This post is a bit of a doozy and contains cursing

When Luke died in August, I was already in the throes of a classic mid-life crisis. I had just turned 35 in July and was questioning what to do with the rest of my life. This stemmed largely from turmoil I was grappling with at work. The previous fall, my department had undergone a reorganization. My responsibilities expanded and I took on new direct reports. To put it mildly, the reorganization was not implemented well by certain managers, and things got real ugly, political, and personal. The team who felt they’d had things “taken away” from them not only were nasty to our faces, but they tried to sabotage us behind the scenes. Pettiness, gossip, and the worst of human behavior ensued all around; I myself, pushed to the brink, was guilty of this too.

This was at a large nonprofit where I’d worked since 2006 and had envisioned myself always working, for a cause I believed in deeply, and still do. I’d started at an entry-level position and, through hard work, moved up to middleish management.

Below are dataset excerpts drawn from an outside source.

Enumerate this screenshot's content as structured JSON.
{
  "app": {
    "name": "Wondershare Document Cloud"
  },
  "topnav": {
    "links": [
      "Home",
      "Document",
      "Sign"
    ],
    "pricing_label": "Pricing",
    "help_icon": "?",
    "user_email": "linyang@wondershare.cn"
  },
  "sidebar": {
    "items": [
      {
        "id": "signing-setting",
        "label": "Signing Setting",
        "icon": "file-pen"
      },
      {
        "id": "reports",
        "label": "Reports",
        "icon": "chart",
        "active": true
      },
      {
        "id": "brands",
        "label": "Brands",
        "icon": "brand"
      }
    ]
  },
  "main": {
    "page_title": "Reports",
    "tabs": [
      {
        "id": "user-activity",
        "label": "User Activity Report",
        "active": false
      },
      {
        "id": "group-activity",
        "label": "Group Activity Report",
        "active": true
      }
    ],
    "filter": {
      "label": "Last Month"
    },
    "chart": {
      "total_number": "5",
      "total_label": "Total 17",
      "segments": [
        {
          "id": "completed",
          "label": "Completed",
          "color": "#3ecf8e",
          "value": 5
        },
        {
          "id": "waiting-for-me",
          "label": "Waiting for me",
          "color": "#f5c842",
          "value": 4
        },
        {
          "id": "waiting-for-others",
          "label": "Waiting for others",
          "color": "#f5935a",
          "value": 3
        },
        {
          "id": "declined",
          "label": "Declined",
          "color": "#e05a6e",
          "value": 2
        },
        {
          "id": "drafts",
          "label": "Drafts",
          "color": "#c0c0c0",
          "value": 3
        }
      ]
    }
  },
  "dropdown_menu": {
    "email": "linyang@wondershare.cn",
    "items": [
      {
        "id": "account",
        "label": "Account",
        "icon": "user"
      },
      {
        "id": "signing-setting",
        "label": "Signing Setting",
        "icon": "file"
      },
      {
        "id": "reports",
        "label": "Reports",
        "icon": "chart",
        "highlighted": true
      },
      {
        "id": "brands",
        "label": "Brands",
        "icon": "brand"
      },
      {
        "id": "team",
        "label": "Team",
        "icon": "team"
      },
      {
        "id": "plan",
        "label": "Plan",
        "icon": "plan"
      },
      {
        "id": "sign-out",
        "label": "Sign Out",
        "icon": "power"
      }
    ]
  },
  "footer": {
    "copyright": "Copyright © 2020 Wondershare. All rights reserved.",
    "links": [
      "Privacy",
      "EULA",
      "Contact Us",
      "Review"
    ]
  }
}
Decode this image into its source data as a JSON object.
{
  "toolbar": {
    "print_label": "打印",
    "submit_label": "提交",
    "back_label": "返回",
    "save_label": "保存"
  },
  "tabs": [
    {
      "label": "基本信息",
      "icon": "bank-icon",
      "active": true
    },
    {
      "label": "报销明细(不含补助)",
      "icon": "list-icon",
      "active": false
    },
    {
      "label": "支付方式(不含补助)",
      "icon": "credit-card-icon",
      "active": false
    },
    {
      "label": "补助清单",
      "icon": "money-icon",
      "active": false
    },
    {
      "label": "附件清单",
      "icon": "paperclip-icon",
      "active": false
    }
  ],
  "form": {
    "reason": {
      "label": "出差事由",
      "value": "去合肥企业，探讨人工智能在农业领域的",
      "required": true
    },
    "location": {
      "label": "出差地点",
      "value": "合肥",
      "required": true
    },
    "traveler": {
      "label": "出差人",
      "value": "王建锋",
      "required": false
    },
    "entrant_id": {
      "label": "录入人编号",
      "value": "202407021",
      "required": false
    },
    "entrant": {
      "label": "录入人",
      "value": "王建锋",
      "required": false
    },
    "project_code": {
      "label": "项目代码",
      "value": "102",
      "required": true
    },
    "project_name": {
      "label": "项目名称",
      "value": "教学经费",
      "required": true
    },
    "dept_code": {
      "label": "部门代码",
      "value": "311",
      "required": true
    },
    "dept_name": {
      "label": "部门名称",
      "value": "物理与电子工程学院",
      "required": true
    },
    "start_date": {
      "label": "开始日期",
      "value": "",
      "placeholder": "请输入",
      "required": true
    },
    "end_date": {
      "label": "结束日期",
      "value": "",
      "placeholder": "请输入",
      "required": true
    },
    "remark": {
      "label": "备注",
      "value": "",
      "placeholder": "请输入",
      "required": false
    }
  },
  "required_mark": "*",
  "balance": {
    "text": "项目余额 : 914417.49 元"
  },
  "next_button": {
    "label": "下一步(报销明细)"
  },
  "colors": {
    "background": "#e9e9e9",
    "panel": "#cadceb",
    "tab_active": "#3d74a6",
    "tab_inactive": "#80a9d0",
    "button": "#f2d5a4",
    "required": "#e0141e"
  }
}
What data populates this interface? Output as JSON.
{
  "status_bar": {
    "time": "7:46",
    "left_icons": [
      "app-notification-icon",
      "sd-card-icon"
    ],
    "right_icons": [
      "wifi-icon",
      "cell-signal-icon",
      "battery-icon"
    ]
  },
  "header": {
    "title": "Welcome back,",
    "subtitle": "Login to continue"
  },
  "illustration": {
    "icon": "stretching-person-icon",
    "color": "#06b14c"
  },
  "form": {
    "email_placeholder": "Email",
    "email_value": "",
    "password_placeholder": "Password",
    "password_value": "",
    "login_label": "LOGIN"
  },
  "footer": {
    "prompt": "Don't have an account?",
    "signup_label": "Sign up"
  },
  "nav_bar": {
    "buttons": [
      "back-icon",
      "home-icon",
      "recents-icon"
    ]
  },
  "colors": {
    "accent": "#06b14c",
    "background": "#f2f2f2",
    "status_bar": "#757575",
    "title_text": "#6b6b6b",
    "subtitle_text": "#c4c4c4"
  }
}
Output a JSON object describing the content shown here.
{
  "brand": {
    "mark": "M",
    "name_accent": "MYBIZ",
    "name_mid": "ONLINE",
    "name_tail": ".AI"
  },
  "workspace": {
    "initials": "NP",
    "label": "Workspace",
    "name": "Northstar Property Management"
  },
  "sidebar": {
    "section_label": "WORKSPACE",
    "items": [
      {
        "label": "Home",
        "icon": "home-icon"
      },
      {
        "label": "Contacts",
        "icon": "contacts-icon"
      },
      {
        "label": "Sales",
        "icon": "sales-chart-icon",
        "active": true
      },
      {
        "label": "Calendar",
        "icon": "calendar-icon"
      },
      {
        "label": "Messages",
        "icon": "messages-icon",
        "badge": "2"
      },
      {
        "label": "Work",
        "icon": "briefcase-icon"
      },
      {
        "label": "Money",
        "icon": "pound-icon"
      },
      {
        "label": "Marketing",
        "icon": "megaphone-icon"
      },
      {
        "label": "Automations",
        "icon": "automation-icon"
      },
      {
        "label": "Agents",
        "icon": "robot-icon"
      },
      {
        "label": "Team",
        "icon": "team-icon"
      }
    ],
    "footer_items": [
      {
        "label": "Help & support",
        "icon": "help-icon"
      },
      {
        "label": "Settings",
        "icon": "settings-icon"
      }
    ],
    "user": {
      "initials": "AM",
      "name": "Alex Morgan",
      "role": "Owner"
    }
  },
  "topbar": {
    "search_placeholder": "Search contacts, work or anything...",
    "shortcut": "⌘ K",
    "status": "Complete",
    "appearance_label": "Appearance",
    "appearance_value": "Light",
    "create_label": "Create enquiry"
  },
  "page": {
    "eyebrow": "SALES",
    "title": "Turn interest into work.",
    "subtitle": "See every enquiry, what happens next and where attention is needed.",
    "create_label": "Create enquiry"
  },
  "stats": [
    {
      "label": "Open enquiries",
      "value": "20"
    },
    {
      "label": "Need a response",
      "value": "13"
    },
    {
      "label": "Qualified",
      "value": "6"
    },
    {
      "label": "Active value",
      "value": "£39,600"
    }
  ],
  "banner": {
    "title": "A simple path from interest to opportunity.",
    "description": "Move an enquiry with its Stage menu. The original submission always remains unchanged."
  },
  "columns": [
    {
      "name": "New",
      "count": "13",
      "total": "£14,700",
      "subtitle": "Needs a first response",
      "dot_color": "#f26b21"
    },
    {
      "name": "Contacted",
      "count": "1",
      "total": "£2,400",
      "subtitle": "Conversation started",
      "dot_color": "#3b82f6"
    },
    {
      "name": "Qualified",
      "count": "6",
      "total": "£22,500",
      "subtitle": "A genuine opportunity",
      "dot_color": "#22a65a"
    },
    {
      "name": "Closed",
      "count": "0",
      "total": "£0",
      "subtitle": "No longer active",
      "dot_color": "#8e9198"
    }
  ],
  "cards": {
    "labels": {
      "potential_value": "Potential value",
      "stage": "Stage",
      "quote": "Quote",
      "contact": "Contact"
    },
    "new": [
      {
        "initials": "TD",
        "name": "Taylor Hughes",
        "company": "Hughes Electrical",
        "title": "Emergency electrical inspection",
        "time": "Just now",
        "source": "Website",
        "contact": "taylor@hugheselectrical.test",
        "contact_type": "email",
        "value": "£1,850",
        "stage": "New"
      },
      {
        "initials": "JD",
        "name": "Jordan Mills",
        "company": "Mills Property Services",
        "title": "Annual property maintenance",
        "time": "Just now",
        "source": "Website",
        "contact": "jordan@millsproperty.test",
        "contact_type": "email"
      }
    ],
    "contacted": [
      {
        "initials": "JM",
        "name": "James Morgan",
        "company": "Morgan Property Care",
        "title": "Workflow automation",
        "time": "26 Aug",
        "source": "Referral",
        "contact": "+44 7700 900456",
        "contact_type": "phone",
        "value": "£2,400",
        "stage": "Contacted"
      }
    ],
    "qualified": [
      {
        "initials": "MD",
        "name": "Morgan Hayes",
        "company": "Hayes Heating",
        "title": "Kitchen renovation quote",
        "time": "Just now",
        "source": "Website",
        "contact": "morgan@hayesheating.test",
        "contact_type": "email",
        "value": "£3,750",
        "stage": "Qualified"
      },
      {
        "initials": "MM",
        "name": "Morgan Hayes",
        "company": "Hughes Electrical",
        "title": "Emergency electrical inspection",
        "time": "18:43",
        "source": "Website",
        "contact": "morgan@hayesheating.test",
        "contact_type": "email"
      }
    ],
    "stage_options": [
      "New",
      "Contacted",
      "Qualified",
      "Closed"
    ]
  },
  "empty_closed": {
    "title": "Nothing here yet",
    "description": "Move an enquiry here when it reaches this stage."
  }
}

In the spring, I’d found out about a master’s degree program in environmental biology at a local college. It sounded intriguing but was completely different from my first career track, journalism. It seemed too daunting to go back to school and I didn’t know if I was cut out to be a scientist. But as things got increasingly contentious at work, and as I found myself everywhere confronted by signs of climate change, I started to think about the master’s degree more and more. In July I met with the program director, asked her a bunch of questions, and began to contemplate if and how I could make it work.

Then Luke died.

Mean girls gone wild

First of all, let me say that—in contrast to the response over at Zack’s workplace—many, many work people provided so much incredible, appreciated support. They called and wrote beautiful notes. They checked up on us. They subscribed to my blog. They raised over $1,000 in Luke’s memory. Some went to the charity of my choice, the Star Legacy Foundation for stillbirth awareness. Some went to a food delivery service. And some went to a getaway for two at a birding hotspot, since Zack and I are nature nerds. The secret Facebook group of moms at my workplace rose up and showered me with letters and love. I still have a card from one of them taped to my bathroom mirror, reminding me every day to carry faith over fear.

Then there was the other team, the one that felt they’d had stuff taken away from them and didn’t want to share the playground nicely. Led by one particular individiual who was the worst instigator, and without asking me my wishes, they started a competing fundraiser, collecting donations in Luke’s name for an organization I don’t support. The instigator, who hadn’t said a nice word to me in months and had never once even bothered to acknowledge my pregnancy when Luke was alive, apparently sent a sickingenly sweet, and blindingly obviously insincere, email asking for money and saying how bad she felt about what had happened. Multiple people later told me they couldn’t believe she sent it and that it came off incredibly fake.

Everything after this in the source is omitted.